1 Introduction

1613-0073

FicTree: a Manually Annotated Treebank of Czech Fiction

Tomáš Jelínek

0 0 Charles Univeristy, Faculty of Arts , Prague , Czech Republic

2017

1885 181 185

We present a manually annotated treebank of Czech fiction, intended to serve as an addendum to the Prague Dependency Treebank. The treebank has only 166,000 tokens, so it does not serve as a good basis for training of NLP tools, but added to the PDT training data, it can help improve the annotation of texts of fiction. We describe the composition of the corpus, the annotation process including inter-annotator agreement. On the newly created data and the data of the PDT, we performed a number of experiments with parsers (TurboParser, Parsito, MSTParser and MaltParser). We observe that the extension of PDT training data by a part of the new treebank actually does improve the results of the parsing of literary texts. We investigate cases where parsers agree on a different annotation than the manual one.

1 Introduction

The Czech National Corpus (CNC) has decided to enrich the annotation of some of its large synchronous corpora by syntactic annotation, using the formalism of the Prague Dependency Treebank (PDT) [ 4 ]. The parsers used for syntactic annotation must be trained on manually annotated data, with only PDT data available now. To achieve a reliable parsing, it is necessary to ensure the training data to be as close as possible to the target text, but in PDT, the texts are only journalistic, while one third of the texts in representative corpora of synchronous written Czech of the CNC belongs to the fiction genre. In many ways, fiction differs considerably from the characteristics of journalistic texts, for example by a significantly lower proportion of nouns versus verbs: in the journalistic genre, 33.8% tokens are nouns and 16.0% are verbs; in fiction, the ratio of nouns and verbs is almost equal, 24.3% tokens are nouns, and 21.2% verbs (based on statistics [ 1 ] from the SYN2005 corpus [ 3 ]).

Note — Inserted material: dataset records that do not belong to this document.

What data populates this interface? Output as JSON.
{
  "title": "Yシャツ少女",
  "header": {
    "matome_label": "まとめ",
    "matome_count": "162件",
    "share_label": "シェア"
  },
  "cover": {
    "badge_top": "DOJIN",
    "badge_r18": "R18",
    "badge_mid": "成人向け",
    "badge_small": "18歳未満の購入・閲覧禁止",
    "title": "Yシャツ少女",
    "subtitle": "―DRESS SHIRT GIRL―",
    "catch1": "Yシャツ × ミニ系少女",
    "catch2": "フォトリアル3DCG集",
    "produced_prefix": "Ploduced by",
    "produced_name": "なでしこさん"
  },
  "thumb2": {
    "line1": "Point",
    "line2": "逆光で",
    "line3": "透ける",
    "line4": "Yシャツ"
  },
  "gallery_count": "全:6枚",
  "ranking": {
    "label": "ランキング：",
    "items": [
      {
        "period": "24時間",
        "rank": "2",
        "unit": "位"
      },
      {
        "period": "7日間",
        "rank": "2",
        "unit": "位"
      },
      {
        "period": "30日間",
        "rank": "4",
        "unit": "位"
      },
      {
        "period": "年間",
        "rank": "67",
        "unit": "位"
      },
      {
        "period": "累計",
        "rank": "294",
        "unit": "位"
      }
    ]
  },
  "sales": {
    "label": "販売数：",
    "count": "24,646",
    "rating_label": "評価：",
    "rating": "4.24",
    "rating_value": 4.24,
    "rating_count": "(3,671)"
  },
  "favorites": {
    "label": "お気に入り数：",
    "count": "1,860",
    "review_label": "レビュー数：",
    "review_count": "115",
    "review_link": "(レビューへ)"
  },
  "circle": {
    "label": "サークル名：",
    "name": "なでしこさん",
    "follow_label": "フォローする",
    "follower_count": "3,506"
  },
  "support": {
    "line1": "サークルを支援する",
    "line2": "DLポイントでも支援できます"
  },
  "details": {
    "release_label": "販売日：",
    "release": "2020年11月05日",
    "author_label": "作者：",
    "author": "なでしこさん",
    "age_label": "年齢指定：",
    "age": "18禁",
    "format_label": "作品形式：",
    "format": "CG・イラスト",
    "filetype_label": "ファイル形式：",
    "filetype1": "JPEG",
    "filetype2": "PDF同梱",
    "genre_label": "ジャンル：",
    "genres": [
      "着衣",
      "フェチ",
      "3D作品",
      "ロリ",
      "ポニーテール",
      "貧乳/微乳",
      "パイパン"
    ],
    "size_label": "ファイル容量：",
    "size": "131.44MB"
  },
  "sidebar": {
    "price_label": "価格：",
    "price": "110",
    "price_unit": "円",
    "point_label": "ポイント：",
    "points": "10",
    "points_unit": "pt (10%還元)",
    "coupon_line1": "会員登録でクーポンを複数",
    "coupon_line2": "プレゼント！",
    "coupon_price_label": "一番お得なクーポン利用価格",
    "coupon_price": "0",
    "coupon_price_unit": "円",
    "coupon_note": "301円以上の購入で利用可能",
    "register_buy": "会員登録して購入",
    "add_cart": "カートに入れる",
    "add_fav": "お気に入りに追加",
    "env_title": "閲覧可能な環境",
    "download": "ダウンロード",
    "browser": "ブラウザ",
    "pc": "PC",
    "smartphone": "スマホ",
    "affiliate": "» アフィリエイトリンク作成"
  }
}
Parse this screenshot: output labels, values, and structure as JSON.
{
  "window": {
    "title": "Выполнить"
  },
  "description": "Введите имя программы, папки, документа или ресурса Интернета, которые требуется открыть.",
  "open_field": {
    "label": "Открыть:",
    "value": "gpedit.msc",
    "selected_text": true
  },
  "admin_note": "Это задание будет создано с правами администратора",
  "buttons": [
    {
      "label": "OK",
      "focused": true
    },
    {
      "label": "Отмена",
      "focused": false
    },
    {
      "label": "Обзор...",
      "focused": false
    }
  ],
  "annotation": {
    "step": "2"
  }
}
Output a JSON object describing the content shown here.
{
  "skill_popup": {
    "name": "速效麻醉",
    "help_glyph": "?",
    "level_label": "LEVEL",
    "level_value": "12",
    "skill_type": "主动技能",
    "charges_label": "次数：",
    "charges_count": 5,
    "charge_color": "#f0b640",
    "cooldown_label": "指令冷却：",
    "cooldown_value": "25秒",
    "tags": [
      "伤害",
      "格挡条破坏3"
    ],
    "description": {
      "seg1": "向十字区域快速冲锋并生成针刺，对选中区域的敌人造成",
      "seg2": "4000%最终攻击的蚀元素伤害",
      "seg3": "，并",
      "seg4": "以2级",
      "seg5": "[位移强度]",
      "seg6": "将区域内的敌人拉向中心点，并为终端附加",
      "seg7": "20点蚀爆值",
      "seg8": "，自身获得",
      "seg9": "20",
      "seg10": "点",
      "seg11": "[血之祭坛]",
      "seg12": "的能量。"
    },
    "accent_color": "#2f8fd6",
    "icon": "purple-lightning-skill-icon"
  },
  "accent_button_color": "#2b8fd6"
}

Therefore, a new manually annotated treebank of fiction texts was created; it was annotated according to the PDT a-layer guidelines. The scope of the new treebank is only about 11% of the PDT data, due to the difficulties of manual syntactic annotation, but even so, using this new resource does improve the parsing of fiction texts. In this article we present this new treebank, named FicTree (Treebank of Czech fiction), its composition, and the annotation process. We describe the first experiments with parsers based on the data of FicTree and PDT. In the data of the FicTree treebank parsed by four parsers, we investigate cases where all parsers agree on a syntactic annotation of one token which differs from the manual annotation. 2

Composition of the Treebank

The manually annotated treebank FicTree is composed of eight texts and longer fragments of texts from the genre of fiction published in Czech from 1991 to 2007, with a total of 166,437 tokens, 12,860 sentences. It is annotated according to the PDT a-layer annotation guidelines [ 5 ]. The PDT data annotated on the analytical layer comprise, for comparison, 1,503,739 tokens, 87,913 sentences. Seven of the eight texts which compose the FicTree treebank, were included in the CNC corpus SYN2010 [ 7 ] (the eigth one was originally intended to be included in the SYN2010 corpus too, but was removed in the balancing process). The size of the eight texts ranges from 4,000 to 32,000 tokens, the average is 20,800 tokens. Most of the texts are written in original Czech (80%), the remaining 20% are translations (from German and Slovak). Most of the texts belong to the fiction genre without any subgenre (according to the classification of the CNC), one large text (18.2% of all tokens) belongs to the subclass of memoirs, 5.9% tokens come from texts for children and youth.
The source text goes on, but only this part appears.